Still on my saddle hunt and currently looking into Heather Moffett FlexEE GP saddle. Has anyone ridden in this saddle and what are your thoughts? What is the longevity of these saddles, can you ride them without special pads on a rather active work regimen, and can you jump in them? The concept of a leather tree seems nice, yet again, not sure how it deals with pressure distribution on longer/harder rides!


----------



## SouthernTrails (Dec 19, 2008)

.

There is 1 review for the AP on this page All Purpose Saddles

There are 9 reviews of a Dressage version Dressage Saddles

Hope that helps a little .....

.


----------



## Saranda (Apr 14, 2011)

Thanks, but unfortunately these reviews deal with a different style of how these saddles are built and treed. I'm interested specifically in the FlexEE kind.


----------



## Clava (Nov 9, 2010)

Saranda said:


> Thanks, but unfortunately these reviews deal with a different style of how these saddles are built and treed. I'm interested specifically in the FlexEE kind.
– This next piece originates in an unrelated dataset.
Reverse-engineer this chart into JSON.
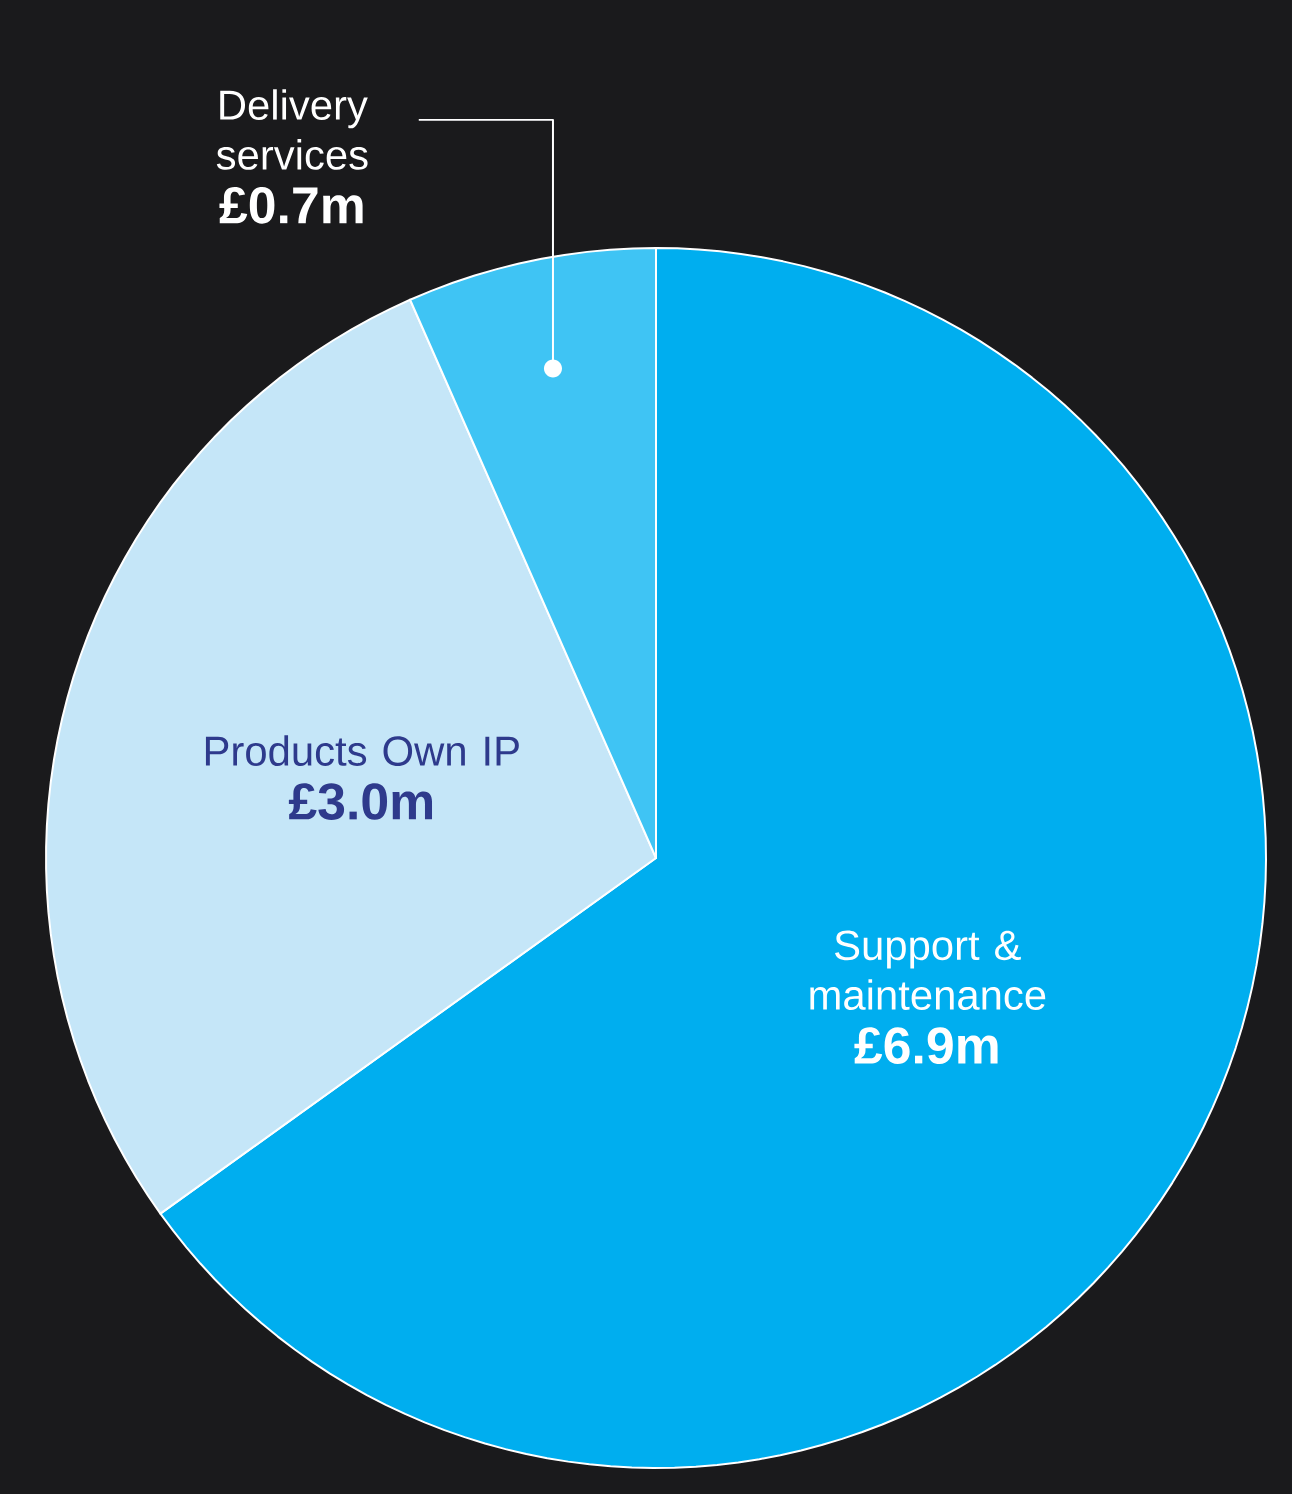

Doesn't the FlexEE have a leather part tree?

Having seen some of the maker's comments on other forums and knowing her poor customer relations I personally wouldn't buy her saddles. I can pm you about it if you like but it wasn't concerning a FlexEE so probably not relevant.


----------



## Saranda (Apr 14, 2011)

With additional research done, I've understood that the HM range isn't for me, nor for my horse. Thanks, all!


----------